About the same time you were leaving the States to begin your new life in Finland, I was moving into something of a different venue, too. Most of my life I’ve lived in neighborhoods with neighborhood people all around, or in buildings with buildings’ people all around. But in August last summer, an opportunity presented itself that would put me where I am now, well outside the city limits with very few neighbors, and in a building to myself: the finished upper level of an actual, gambrel roofed barn.
It has been a pleasant adjustment for the most part. There are a few inconveniences, and some modern amenities I’m learning to forego. I no longer own a television set, since cable is not available out here and satellite dishes just don’t look right to me. There’s no city water, just hard water coming out of the ground, and sometimes the pump makes funny noises at random hours of the day and night. I need to feed salt to the water softener so my clothes don’t break in half when they come out of the dryer… But I love it.
The sky at night is clear enough to see things I haven’t seen since I was a small town boy. Sitting on the broad, elevated deck at the east end of the barn, there’s an almost perfect moonrise, I see the Pleiades, shooting stars, and on very clear, dark nights, I can see the banded arm of the Milky Way itself, arcing across the backdrop of infinity from horizon to horizon. I hear distant trains in the dark instead of sirens and other urban undercurrents that I used to absorb automatically into my subconscious mind where it wouldn’t be such a distraction.
I can recall in late August how the sweet corn tasted after snapping off a couple of ears right from the field a few dozen yards from the barn, and the incredible flavor of each mouthful after less than three minutes from stalk to stove.
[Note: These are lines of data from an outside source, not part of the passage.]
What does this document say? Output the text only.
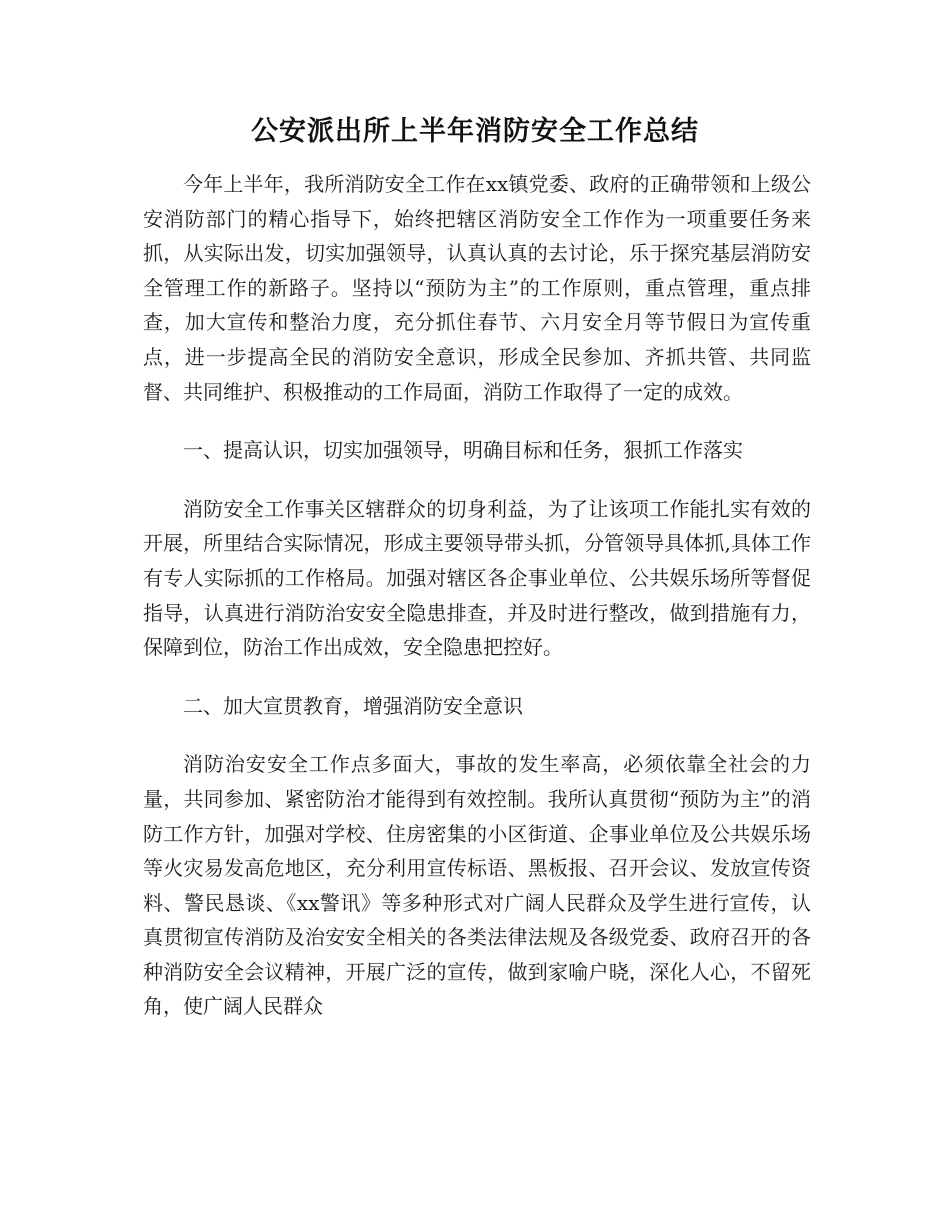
公安派出所上半年消防安全工作总结

今年上半年，我所消防安全工作在xx镇党委、政府的正确带领和上级公安消防部门的精心指导下，始终把辖区消防安全工作作为一项重要任务来抓，从实际出发，切实加强领导，认真认真的去讨论，乐于探究基层消防安全管理工作的新路子。坚持以“预防为主”的工作原则，重点管理，重点排查，加大宣传和整治力度，充分抓住春节、六月安全月等节假日为宣传重点，进一步提高全民的消防安全意识，形成全民参加、齐抓共管、共同监督、共同维护、积极推动的工作局面，消防工作取得了一定的成效。

一、提高认识，切实加强领导，明确目标和任务，狠抓工作落实

消防安全工作事关区辖群众的切身利益，为了让该项工作能扎实有效的开展，所里结合实际情况，形成主要领导带头抓，分管领导具体抓,具体工作有专人实际抓的工作格局。加强对辖区各企事业单位、公共娱乐场所等督促指导，认真进行消防治安安全隐患排查，并及时进行整改，做到措施有力，保障到位，防治工作出成效，安全隐患把控好。

二、加大宣贯教育，增强消防安全意识

消防治安安全工作点多面大，事故的发生率高，必须依靠全社会的力量，共同参加、紧密防治才能得到有效控制。我所认真贯彻“预防为主”的消防工作方针，加强对学校、住房密集的小区街道、企事业单位及公共娱乐场等火灾易发高危地区，充分利用宣传标语、黑板报、召开会议、发放宣传资料、警民恳谈、《xx警讯》等多种形式对广阔人民群众及学生进行宣传，认真贯彻宣传消防及治安安全相关的各类法律法规及各级党委、政府召开的各种消防安全会议精神，开展广泛的宣传，做到家喻户晓，深化人心，不留死角，使广阔人民群众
I remember looking out the big west window of the barn and imagining those golden-haired fields gone, asleep for the winter, picturing in my mind the dustorm-like windblown snow sweeping over the wide landscape.
Now, in January, I look out that same window, or march across those same fields wearing layers of warm clothes, insulated boots, scarves, and yes, my trusty Pitkät Kalsarit. In my mind’s eye I try to imagine the frozen, snow-covered mud transformed into shining, golden-haired fields of bounty, the scent of blossoms in the air and warm, humid sunshine making sweat trickle down my face, and the explosion of life springing from the lifeless earth of winter. It’s a ways off yet, but I know it’s coming, and when it does it will be right on time. Until then, the Michigan winter will stake its claim on the land, and not without a fanfare of its own here on the 43rd parallel.